UBC Theses and Dissertations

Genetic basis of the effect of alkylating agents on gametogenesis in drosophila melanogaster Schewe, Michael Joseph


The antibiotic, Mitomycin-C (MC), increases recombination in Drosophila females, yet has no effect on crossing over in males. This sexual difference in recombinagenic response to MC cannot be attributed to a sex difference in permeability to MC, since MC is mutagenic in both sexes. MC increases the frequency of exchange events involving X and Y chromosomes as well as those involving the two arms of the Y in both sexes. On the basis of brood analysis it was found that those cells which are most sensitive to the recombinagenic and X-Y and Y-Y exchange effects of MC were in a premeiotic stage of gametogenesis at the time of treatment. It is proposed that the apparent inability of MC to induce crossovers in males is related to the normal absence of spontaneous meiotic crossing over in males.
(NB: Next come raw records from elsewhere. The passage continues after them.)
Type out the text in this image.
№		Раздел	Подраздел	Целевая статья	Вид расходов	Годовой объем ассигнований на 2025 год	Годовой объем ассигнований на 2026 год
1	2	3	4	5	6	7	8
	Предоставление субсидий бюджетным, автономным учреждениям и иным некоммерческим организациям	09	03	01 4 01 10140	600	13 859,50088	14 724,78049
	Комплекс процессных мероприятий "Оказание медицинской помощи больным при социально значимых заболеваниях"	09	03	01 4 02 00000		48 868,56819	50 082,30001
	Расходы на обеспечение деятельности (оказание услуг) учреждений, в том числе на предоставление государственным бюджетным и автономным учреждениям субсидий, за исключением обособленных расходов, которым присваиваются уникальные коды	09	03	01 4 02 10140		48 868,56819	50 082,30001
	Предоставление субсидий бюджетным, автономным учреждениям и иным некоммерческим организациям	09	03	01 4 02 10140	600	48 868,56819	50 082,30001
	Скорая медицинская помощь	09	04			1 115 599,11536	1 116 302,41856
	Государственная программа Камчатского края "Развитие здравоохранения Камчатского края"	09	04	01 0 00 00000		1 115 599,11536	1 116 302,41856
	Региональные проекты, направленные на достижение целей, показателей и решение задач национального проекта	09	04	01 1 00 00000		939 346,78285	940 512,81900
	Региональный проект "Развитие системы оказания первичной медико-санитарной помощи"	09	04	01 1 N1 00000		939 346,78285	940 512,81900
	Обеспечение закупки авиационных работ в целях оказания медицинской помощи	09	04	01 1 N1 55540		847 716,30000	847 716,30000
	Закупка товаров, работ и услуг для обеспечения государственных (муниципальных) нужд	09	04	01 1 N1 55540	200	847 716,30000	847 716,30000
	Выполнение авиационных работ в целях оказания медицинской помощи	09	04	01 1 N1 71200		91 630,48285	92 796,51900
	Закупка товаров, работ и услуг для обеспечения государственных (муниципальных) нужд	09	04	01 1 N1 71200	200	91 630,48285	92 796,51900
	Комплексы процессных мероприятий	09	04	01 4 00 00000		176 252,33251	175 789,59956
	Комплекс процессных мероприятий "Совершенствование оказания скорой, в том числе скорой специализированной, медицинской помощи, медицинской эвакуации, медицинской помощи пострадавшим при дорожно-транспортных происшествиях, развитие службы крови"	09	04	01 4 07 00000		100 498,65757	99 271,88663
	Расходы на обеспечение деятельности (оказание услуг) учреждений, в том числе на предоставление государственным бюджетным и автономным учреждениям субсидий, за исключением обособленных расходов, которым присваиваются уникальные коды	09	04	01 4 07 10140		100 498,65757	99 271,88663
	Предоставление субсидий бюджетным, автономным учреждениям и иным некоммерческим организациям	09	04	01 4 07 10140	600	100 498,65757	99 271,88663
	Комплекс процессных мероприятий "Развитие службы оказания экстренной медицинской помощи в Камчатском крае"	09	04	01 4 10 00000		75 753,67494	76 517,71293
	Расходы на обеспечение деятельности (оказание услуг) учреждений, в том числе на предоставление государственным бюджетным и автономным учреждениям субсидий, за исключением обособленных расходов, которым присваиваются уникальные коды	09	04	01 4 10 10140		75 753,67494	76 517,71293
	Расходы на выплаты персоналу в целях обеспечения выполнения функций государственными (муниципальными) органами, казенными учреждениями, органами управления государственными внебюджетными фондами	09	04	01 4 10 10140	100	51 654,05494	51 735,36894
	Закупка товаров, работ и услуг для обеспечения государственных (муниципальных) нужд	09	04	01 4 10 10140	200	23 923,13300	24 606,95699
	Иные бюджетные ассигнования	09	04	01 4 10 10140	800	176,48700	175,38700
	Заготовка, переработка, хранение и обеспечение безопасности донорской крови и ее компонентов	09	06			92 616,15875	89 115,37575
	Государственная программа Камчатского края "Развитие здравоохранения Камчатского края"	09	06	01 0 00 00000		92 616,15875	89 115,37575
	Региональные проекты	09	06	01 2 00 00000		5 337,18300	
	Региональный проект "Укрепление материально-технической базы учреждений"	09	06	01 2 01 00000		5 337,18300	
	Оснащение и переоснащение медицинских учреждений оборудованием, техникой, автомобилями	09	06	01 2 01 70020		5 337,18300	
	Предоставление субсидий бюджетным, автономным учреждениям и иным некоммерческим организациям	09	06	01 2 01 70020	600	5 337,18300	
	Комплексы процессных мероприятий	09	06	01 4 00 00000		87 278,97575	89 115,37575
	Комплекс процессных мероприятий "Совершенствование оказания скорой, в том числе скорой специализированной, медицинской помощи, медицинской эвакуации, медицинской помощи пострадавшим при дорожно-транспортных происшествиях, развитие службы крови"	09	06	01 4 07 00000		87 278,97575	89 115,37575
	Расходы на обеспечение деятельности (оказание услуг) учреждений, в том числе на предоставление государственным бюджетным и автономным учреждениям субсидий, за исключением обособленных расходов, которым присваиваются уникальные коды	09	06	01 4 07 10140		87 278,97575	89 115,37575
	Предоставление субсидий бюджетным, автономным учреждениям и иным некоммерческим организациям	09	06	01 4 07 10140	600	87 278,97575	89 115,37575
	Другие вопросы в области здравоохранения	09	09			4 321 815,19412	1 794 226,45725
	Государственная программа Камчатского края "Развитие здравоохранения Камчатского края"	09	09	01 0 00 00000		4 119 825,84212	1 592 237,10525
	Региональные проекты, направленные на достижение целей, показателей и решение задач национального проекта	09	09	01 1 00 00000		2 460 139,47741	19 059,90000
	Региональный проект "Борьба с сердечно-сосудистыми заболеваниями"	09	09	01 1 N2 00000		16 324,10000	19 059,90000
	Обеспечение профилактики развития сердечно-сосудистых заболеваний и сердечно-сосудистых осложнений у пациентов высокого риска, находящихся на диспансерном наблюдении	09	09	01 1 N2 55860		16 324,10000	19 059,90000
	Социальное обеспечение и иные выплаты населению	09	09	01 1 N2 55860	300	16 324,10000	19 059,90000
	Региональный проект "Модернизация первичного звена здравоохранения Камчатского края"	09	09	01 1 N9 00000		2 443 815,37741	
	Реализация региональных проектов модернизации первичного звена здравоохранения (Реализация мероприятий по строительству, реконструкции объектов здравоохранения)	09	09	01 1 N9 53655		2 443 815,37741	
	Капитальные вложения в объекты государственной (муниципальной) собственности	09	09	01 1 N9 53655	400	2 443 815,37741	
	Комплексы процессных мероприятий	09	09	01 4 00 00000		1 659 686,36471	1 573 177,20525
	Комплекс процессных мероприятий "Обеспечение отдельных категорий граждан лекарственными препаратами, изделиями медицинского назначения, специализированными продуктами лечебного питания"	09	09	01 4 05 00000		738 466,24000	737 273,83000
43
MC can act as a monofunctional or as a bifunctional alkylating agent which primarily reacts with guanine residues of DNA. Bifunctional alkylation results in the crosslinking of the two strands in the DNA double helix. It is postulated that prior to meiosis, alkylated guanine residues are excised from the DNA molecule through the action of natural repair mechanisms. Depending on whether mono or bifunctional alkylation has taken place, either single strand nicks or double strand cuts will be induced in the DNA. Double strand cuts may be repaired as a mutation or as a non-reciprocal exchange event whereas single strand nicks might act as the natural pre-condition for genuine meiotic crossovers and could thus form crossovers when the necessary "crossover substances" are present. This model predicts that an alkylating agent such as ethyl methanesulfonate (which alkylates guanine monofunction-ally, and therefore would give rise to single strand nicks following excision), should be recombinagenic in females, but not in males but should not effect the frequency of X-Y and Y-Y exchange events in either sex. This prediction was indeed demonstrated thus supporting the model.